European Commission will propose tomorrow that the UK’s budget deficit be brought down from a prospective 12 per cent of GDP to just 3 per cent by 2014-15, requiring tax increases and public spending cuts as yet unimagined by the main political parties. It would mean about £25bn in spending cuts and tax rises every year.

The EU is just regulatory, they say. It does not affect ‘money Bills’. Britain still has a veto over taxation, so says Alastair Darling as recently as June 2009

Chancellor Alistair Darling said Britain had upheld the principle that “taxation is clearly a matter for member states”.

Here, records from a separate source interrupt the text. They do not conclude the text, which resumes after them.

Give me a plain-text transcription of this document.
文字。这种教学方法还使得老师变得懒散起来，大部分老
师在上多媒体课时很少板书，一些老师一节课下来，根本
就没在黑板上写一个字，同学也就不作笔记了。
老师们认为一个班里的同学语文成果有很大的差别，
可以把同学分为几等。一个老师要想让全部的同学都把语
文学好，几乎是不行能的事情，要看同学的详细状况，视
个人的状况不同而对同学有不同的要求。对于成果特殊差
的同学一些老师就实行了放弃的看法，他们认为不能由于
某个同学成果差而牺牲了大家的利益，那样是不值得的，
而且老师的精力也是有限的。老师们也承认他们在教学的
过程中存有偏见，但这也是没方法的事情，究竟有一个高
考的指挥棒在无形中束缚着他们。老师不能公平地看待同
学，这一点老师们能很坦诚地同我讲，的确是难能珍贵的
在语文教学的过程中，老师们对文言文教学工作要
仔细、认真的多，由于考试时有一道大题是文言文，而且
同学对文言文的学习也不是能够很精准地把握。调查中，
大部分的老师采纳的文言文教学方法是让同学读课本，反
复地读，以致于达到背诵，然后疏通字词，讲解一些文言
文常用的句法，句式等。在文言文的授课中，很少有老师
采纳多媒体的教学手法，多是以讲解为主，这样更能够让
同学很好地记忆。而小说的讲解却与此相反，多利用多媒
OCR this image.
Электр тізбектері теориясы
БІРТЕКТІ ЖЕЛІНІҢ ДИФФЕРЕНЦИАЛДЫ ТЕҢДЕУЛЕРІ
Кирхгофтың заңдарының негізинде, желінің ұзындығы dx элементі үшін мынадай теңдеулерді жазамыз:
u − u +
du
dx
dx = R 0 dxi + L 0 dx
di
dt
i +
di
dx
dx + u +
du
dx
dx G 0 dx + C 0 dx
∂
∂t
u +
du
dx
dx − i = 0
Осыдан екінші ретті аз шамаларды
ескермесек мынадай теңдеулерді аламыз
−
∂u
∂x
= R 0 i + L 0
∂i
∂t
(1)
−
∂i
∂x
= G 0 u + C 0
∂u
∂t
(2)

Pull the other one! If the EU forces Britain to balance its budget, it is indirectly forcing us to raise taxes and/or cut public spending. But I suppose we are ‘free to do what we like….within the parameters set down…!

And this is precisely the problem. All policy areas are ultimately intrinsically linked to one another and have knock on effects which ripple through other policy areas. Thus it is not possible to ‘pool’ sovereignty in some areas without losing it materially in other areas.

Quite why it is any other country’s business what the British government choses to do with its finances is beyond me. Surely it is up to the British people and their government to decide whether to raise taxes and cut spending, and how to do so, or whether to keep borrowing, or print money, or whatever?

And since the UK has a floating exchange rate I don’t see why it should concern other countries at all, since the positive or negative effects will simply be absorbed by Sterling.

I know we have a Prime Minister who shouldn’t be trusted with his own lunch money, let alone anybody elses, but that is no business of unelected bureaucrats, whether British or EU.